HARKING BACK: When city and river were prised apart

By Majid Sheikh

Dawn, Nov 17 , 2014

Description: Most people never return to care for the graves of their dead, but a few do come on a regular basis, while just a handful come almost every day.”  - AP/file

Most people never return to care for the graves of their dead, but a few do come on a regular basis, while just a handful come almost every day.” - AP/file

 

The other day I decided to visit the family graveyard. After having a chat in silence with my mother and father I moved on to meet an old friend; the grave-digger, now a friend for the last 43 years.

His is a lonely job, though the living do stranger things to the dead than most would imagine.

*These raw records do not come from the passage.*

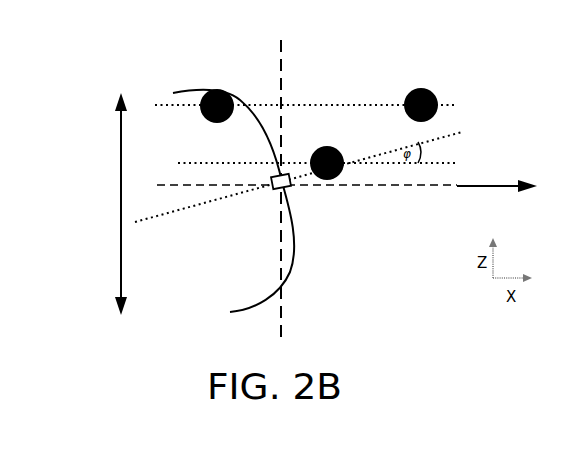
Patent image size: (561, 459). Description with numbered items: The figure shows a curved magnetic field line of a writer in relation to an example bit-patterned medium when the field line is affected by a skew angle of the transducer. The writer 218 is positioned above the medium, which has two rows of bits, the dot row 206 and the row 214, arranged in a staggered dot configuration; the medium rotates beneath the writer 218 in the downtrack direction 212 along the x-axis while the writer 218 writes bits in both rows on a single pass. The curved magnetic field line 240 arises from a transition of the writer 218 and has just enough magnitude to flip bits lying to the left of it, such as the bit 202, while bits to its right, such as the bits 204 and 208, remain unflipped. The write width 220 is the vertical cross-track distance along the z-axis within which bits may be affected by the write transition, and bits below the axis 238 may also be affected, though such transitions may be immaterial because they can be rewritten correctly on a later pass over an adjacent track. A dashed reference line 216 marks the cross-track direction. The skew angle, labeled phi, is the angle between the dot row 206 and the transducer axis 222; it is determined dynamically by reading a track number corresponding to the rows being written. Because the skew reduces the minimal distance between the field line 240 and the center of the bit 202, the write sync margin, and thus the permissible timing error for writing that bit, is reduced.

The bit 202 is at (203, 112).
The bit 204 is at (328, 146).
The dot row 206 is at (452, 162).
The bit 208 is at (436, 93).
The downtrack direction 212 is at (497, 178).
The row of bits 214 is at (350, 104).
The cross-track reference line 216 is at (281, 92).
The writer 218 is at (287, 188).
The write width 220 is at (120, 137).
The transducer axis 222 is at (168, 212).
The axis 238 is at (215, 185).
The magnetic field line 240 is at (247, 104).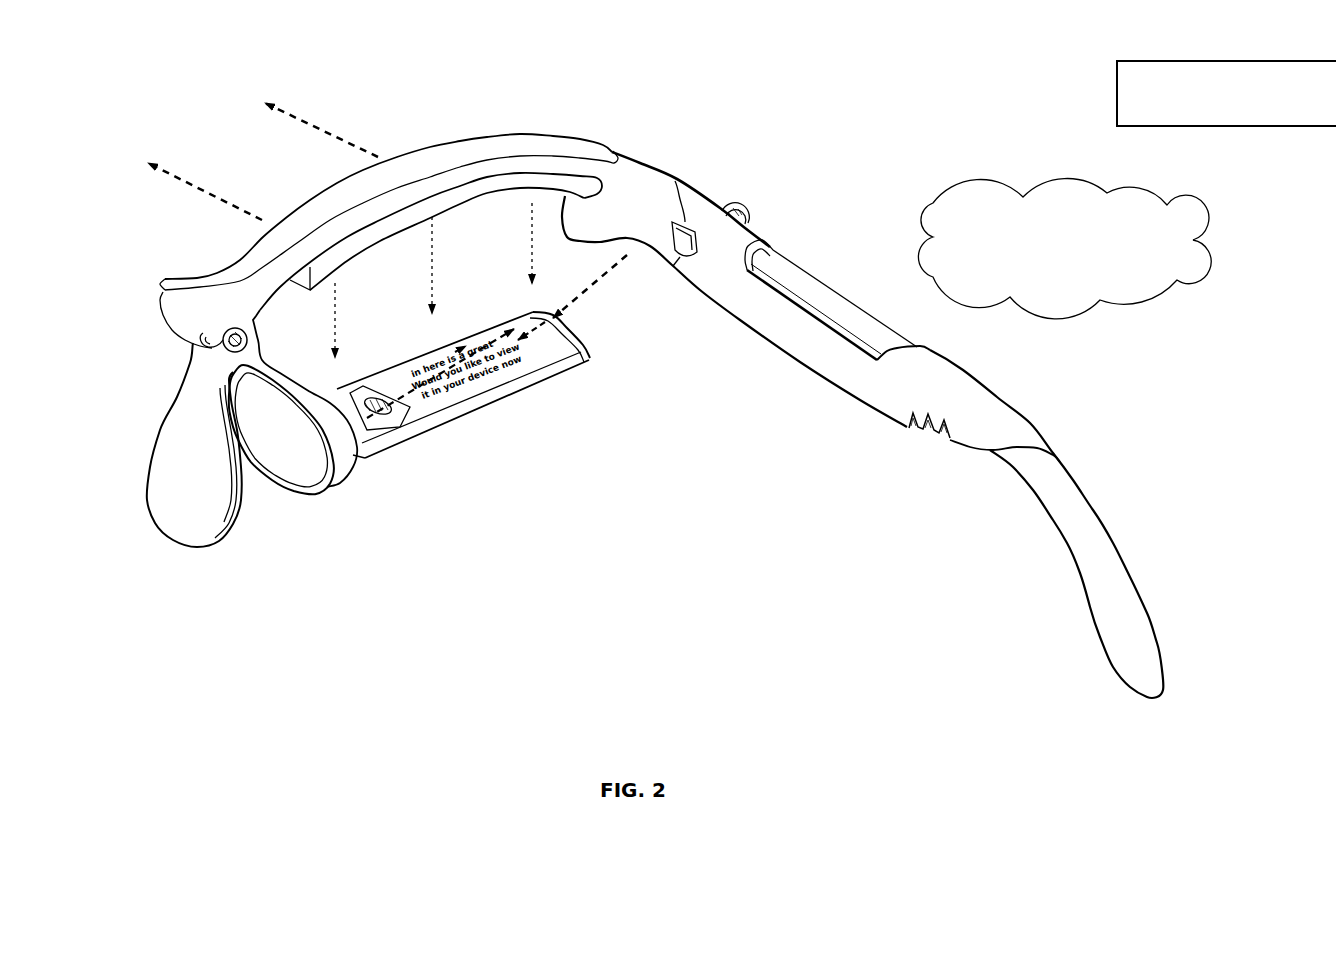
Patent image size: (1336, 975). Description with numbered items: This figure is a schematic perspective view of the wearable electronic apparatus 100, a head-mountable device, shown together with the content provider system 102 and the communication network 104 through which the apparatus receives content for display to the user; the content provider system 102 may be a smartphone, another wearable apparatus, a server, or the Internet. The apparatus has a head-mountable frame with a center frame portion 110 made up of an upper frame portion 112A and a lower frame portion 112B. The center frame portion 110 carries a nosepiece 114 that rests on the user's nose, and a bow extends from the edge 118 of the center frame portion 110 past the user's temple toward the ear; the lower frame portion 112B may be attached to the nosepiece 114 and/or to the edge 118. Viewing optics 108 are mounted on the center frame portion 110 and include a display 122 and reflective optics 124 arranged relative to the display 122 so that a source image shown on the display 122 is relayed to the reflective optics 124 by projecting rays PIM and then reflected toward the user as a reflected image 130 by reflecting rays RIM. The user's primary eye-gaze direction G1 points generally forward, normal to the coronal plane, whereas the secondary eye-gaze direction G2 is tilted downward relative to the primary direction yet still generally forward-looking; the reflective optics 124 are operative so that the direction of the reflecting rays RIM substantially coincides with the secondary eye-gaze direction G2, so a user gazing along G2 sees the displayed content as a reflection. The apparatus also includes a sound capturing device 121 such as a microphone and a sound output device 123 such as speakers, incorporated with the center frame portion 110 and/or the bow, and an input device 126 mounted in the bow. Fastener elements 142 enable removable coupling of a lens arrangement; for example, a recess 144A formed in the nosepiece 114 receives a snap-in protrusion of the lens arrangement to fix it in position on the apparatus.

It was a ritual to visit the family graveyard twice a year that is after saying our Eid prayers.

To be honest as a family the male members prayed twice a year, after which we would pack into our car and drive all the way to the graveyard.

There lay three real brothers of our grandfather and lot of other family. Water was sprayed on each grave, after which a few rose petal were thrown on them and a ‘fateha’ offered. The old grave-digger was given his Eidee and once this ritual was over we again got in the car, our crisp clean clothes bristling with life and our minds focused on the ‘Eidee’ and the sweet vermicelli that awaited.

But that is a pleasure that still lives in my mind’s eye, a simple family ritual. Before I return to the grave-digger, let me tell you of the Eidee ritual. We were eight brothers and sisters. We would line up before our father, who would do the needy.

Then we would line up in front of our mother, and she would check our clothes, and those who had not washed well enough, especially behind our ears, she would give a ritual ‘clip on the ear’ (Oh, how I love that phrase), and then we would line up before our old grandmother. Once all eight brothers and sisters were there our grandmother would first make us listen at a poem - a ‘Var’ - written on the death of her husband in 1921 in an accident on his horse. She would first cry and then happily give us our Eidee. And so it was every Eid.

Back at the graveyard I sat with Sadiq, who called for two teas and we sat talking about the graveyard. “We have many important graves here, there is Faiz Sahib, and then there is Ashfaq Sahib, and then as you know we have the king of Afghanistan buried here,” he said as if trying to impress me. We went over the many well-known persons buried there and soon we got on to the eerie things that happen in graveyards.

Which is the strangest thing that happens on a regular basis here, I asked. He gave it a thought and said: “People want to take away a bagful of graveyard mud that puzzles me a lot,” he said. “What the hell do they want with a fistful of graveyard mud?” I asked. He gave a thoughtful answer: “I think they carry out some sort of black magic ritual, but I am not sure.” It was a diplomatic answer so I left it at that.

“Tell me of the strangest thing to have happened at your graveyard”. He smiled and said: “One night a man got out of his grave and staggered to the gate. He had been buried as dead but managed to return to life. He had been digging for hours and finally managed to get out. He was a strong man. Had he been weak he would have died inside his grave”.

That was a strange one for surely some doctor had certified him as dead.

The grave-digger had so many strange stories, more so about the living rather than the dead. It is amazing the bizarre things people do at graveyards. “Most people never return to care for the graves of their dead, but a few do come on a regular basis, while just a handful come almost every day.” It seemed like a fair assessment of human behaviour, after all grief has it limits. Normally the spoilt child of a family comes and sits next to the grave of his mother in most cases and talks to her for hours. After a few weeks this behaviour tapers off and the frequency returns to normal, at least this is what Sadiq the grave-digger tells me.

I asked him the usual question of people trying to steal corpses and he denied any such happening. “It is not that people do not try, and we have caught a few and handed them over to the police, and I will not deny that a few have managed, especially on a dark cold winter night,” he said. I then returned to my father and mother who lie buried just near the main graveyard entrance.

“Oh, just one person comes every four months or so and burns incense,” he told me. That made me think who would do such an odd thing. I thought of a brother who could manage to break into such behaviour. Then the grave-digger went on:

“One old woman comes and leaves flowers and cries at your father’s grave, but even she has not come this year,” he told me. That struck me, but then he was a handsome man in his day by any reckoning. But I leave it at that and let the old man lie in peace. This was Eidee enough for me this time, though on my next trip, if that ever happens, I must ask him about this matter.